Verfahrensgang
Tenor
Die Beschwerde des Klägers gegen die Nichtzulassung der Revision im Urteil des Landessozialgerichts Nordrhein-Westfalen vom 11. Juni 2021 wird zurückgewiesen.
Außergerichtliche Kosten des Beschwerdeverfahrens sind nicht zu erstatten.
Gründe
I
Das LSG hat die Berufung des Klägers, der sich als Rechtsanwalt selbst vertritt, gegen einen erstinstanzlichen Gerichtsbescheid aufgrund mündlicher Verhandlung, an der der Kläger nicht teilgenommen hat, mit Urteil vom 11.6.2021 zurückgewiesen.

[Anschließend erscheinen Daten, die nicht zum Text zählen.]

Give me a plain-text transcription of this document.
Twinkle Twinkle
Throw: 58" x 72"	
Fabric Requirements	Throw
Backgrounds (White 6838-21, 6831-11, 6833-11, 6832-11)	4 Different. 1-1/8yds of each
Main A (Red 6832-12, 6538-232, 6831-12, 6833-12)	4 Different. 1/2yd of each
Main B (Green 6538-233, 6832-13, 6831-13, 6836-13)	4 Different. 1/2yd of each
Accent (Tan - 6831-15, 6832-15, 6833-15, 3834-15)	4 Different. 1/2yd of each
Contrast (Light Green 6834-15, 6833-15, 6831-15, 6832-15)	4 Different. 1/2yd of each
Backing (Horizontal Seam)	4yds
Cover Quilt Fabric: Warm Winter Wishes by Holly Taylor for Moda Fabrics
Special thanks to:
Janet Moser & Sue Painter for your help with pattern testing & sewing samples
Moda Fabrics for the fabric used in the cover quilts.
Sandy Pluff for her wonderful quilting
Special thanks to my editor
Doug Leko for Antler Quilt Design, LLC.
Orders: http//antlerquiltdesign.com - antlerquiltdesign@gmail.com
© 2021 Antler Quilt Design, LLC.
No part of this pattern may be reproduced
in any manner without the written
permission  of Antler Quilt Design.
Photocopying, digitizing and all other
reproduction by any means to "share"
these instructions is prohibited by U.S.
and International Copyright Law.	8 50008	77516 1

Mit seiner Beschwerde gegen die Nichtzulassung der Revision macht der Kläger geltend, dass das LSG ihn nicht zur mündlichen Verhandlung geladen habe. Außerdem sei nicht ansatzweise ersichtlich, wie und wann ein ordnungsgemäßer Aufruf der Sache erfolgt sei; hierüber schweige das Sitzungsprotokoll.
II
Die Beschwerde des Klägers ist teilweise unzulässig und im Übrigen unbegründet, so dass sie insgesamt zurückzuweisen ist (vgl BSG vom 25.3.2021 - B 1 KR 36/20 B - juris RdNr 3; BSG vom 25.6.2021 - B 13 R 93/20 B - juris RdNr 5).
1. Die Beschwerde, mit der der Kläger ausschließlich Verfahrensmängel durch Verletzung seines Anspruchs auf rechtliches Gehör geltend macht, ist teilweise unzulässig.
Nach § 160 Abs 2 Nr 3 SGG ist die Revision zuzulassen, wenn ein Verfahrensmangel geltend gemacht wird, auf dem die angefochtene Entscheidung beruhen kann; der geltend gemachte Verfahrensmangel kann nicht auf eine Verletzung der §§ 109 (Anhörung eines bestimmten Arztes) und 128 Abs 1 Satz 1 SGG (freie richterliche Beweiswürdigung) und auf eine Verletzung des § 103 SGG (Aufklärung des Sachverhalts von Amts wegen) nur gestützt werden, wenn er sich auf einen Beweisantrag bezieht, dem das LSG ohne hinreichende Begründung nicht gefolgt ist. Wer eine Nichtzulassungsbeschwerde auf diesen Zulassungsgrund stützt, muss zu seiner Bezeichnung (§ 160a Abs 2 Satz 3 SGG) die diesen Verfahrensmangel des LSG (vermeintlich) begründenden Tatsachen substantiiert dartun, also die Umstände schlüssig darlegen, die den entscheidungserheblichen Mangel ergeben sollen (stRspr; siehe bereits BSG vom 29.9.1975 - 8 BU 64/75 - SozR 1500 § 160a Nr 14; Leitherer in Meyer-Ladewig/Keller/Leitherer/Schmidt, SGG, 13. Aufl 2020, § 160a RdNr 16 mwN). Darüber hinaus ist aufzuzeigen, dass und warum die Entscheidung - ausgehend von der Rechtsansicht des LSG - auf dem Mangel beruhen kann, also die Möglichkeit der Beeinflussung des Urteils besteht (stRspr; vgl bereits BSG vom 18.2.1980 - 10 BV 109/79 - SozR 1500 § 160a Nr 36).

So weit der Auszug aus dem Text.